AS CARTAS QUE NÃO ROUBEI

 

Sofia havia passado a noite desviando de cantadas baratas e mãos bobas, mantendo aquele mesmo doce e leve sorriso no rosto como se nada a abatesse, mas, talvez por dentro, não fosse tão leve assim. Com entusiasmo e educação servira a noite inteira aquele rapaz alto, de pele negra e extremamente concentrado em seu computador. Era raro encontrar um cliente que respeitava o seu espaço e fazia apenas o que todo cliente deveria fazer: o pedido.

Rafael continuava na sua cafeteria favorita que permanecia lotada, passara a noite terminando o projeto que apresentaria no dia seguinte aos chefões de sua empresa.
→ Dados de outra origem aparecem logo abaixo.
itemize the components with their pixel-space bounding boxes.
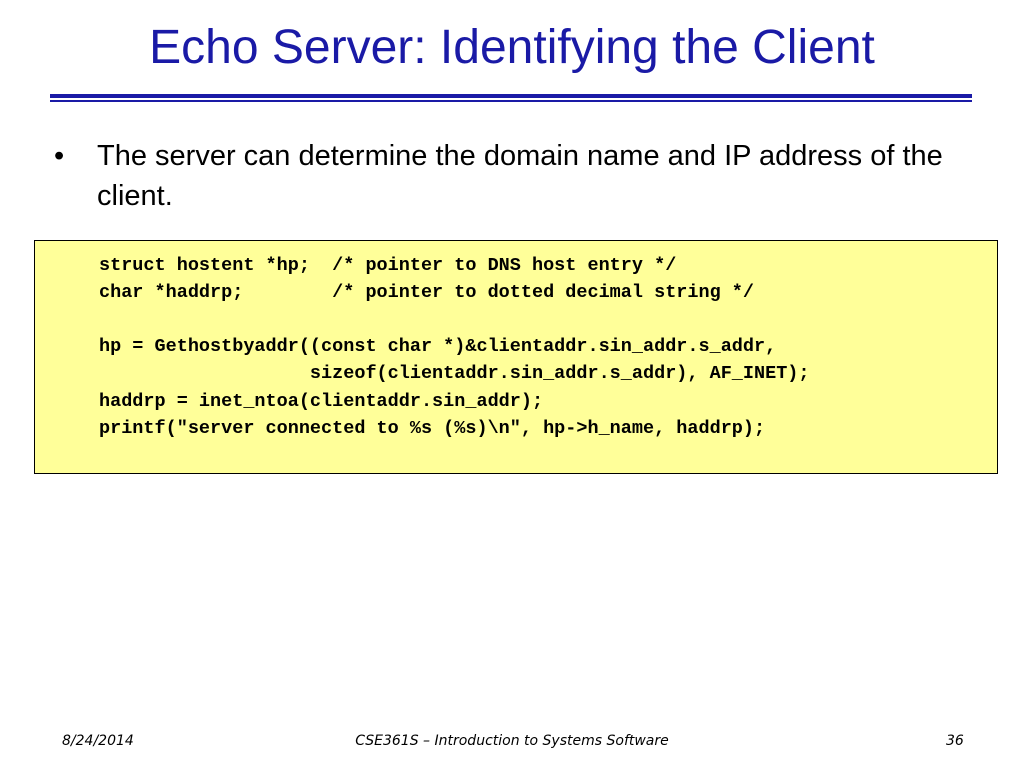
bullet-list: • The server can determine the domain na…	[50, 136, 950, 216]
code-line: struct hostent *hp; /* pointer to DNS ho…	[99, 255, 677, 276]
code-box: struct hostent *hp; /* pointer to DNS ho…	[34, 240, 998, 474]
title-divider-thick-line	[50, 94, 972, 98]
bullet-item: • The server can determine the domain na…	[50, 136, 950, 216]
code-line: haddrp = inet_ntoa(clientaddr.sin_addr);	[99, 391, 544, 412]
code-line: printf("server connected to %s (%s)\n", …	[99, 418, 766, 439]
code-line: char *haddrp; /* pointer to dotted decim…	[99, 282, 755, 303]
title-divider	[50, 94, 972, 102]
slide-title: Echo Server: Identifying the Client	[149, 21, 875, 74]
bullet-text: The server can determine the domain name…	[97, 140, 943, 212]
code-line: sizeof(clientaddr.sin_addr.s_addr), AF_I…	[99, 363, 810, 384]
footer-course-title: CSE361S – Introduction to Systems Softwa…	[355, 733, 669, 749]
title-divider-thin-line	[50, 100, 972, 102]
footer-page-number: 36	[946, 733, 964, 749]
bullet-marker: •	[54, 140, 65, 172]
code-line: hp = Gethostbyaddr((const char *)&client…	[99, 336, 777, 357]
Para acompanhar a cidade que não dorme, Nova Iorque, as portas do estabelecimento nunca fechavam. Rafael correra para lá após o trabalho, assim que soube que no dia seguinte teria a oportunidade da sua vida. Se não fosse pela doce garçonete que lhe abria um sorriso toda vez que abastecia o seu copo de café, talvez tivesse se permitido lamentar pelo fato de que não dormira nem ao menos uma hora antes do trabalho. Ela sorria e ele pensava:

“Se ela aguenta uma noite de trabalho, no meio desses caras, eu aguento. Vai dar certo”.
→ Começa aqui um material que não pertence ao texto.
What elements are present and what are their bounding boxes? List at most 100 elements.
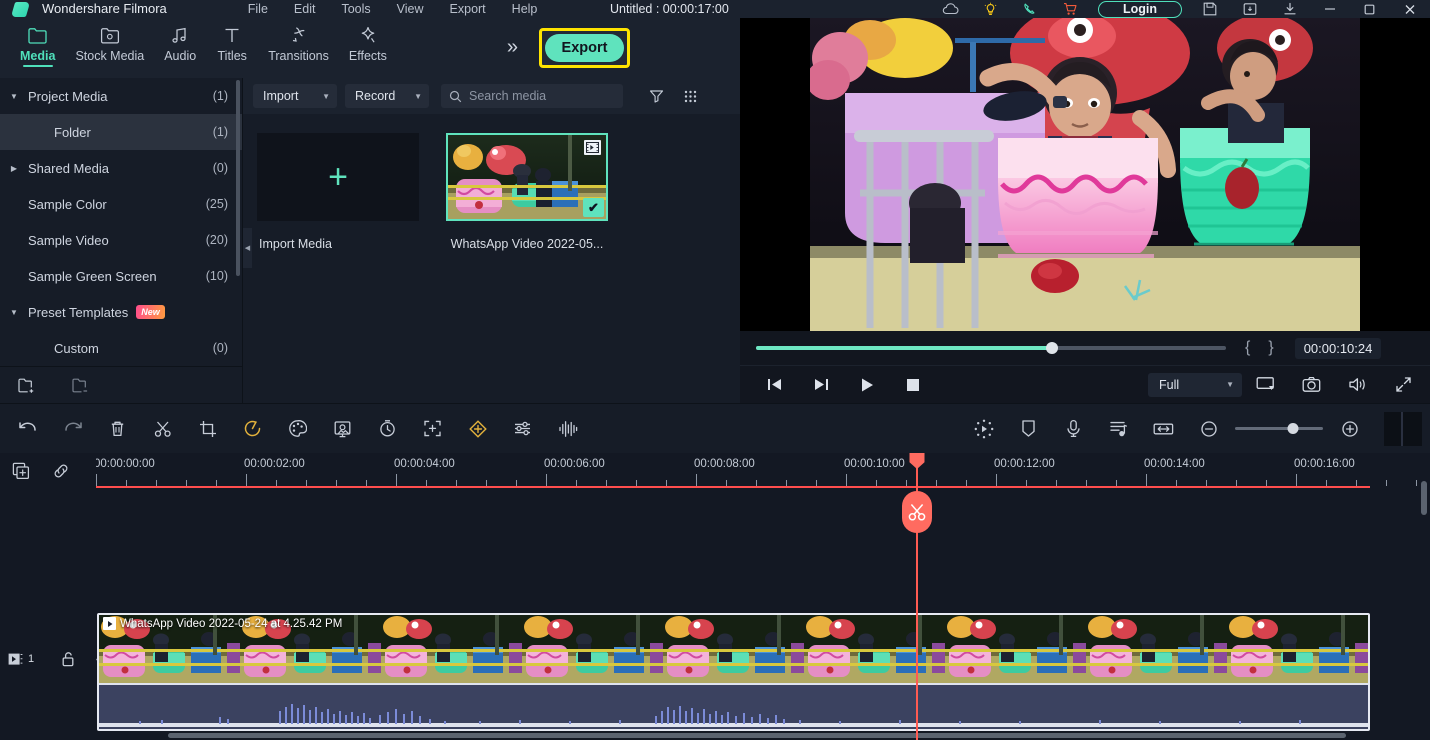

Já eram quase seis horas da manhã e finalmente Sofia estaria livre para seguir seu rumo, longe dos olhares maliciosos dos clientes da noite. Sempre preferiu trabalhar durante o dia, mas, prestativa como sempre, a doce mulher não pôde negar o pedido do seu patrão.

Rafael estava a um tópico de terminar sua apresentação e a ansiedade já percorria suas veias como uma droga, transmitindo excesso de adrenalina, estresse e nervosismo. Pagou a boa garçonete com uma gorjeta substancial, já que ela o ajudara de certa forma a se manter acordado durante toda a noite, sorrindo de forma leve e incansável. Fechou o computador, tomando cuidado de salvar o seu projeto com segurança e correu para a rua na espera do táxi que já havia chamado.

Seis horas da manhã e a cidade estava frenética, bastava um raio de sol, as vezes nem isso, e as pessoas já andavam pelas ruas distraídas o suficiente para não perceberem a vida ao seu redor. O rapaz correu para a calçada enquanto esperava o táxi que chamara, quando percebeu que a mesma doce garçonete esperava na calçada ao seu lado.

– Noite longa, não é mesmo? – a mulher brincou e sorriu.

“Como ela pode sorrir depois de trabalhar a noite inteira? Só pode ser brincadeira…” Rafael sorriu sem graça tentando esconder o que pensava:

– Queria que tivesse sido mais longa! Poderia ter ajustado a previsão do caixa de… deixa para lá. Assunto muito sério para essa hora da manhã.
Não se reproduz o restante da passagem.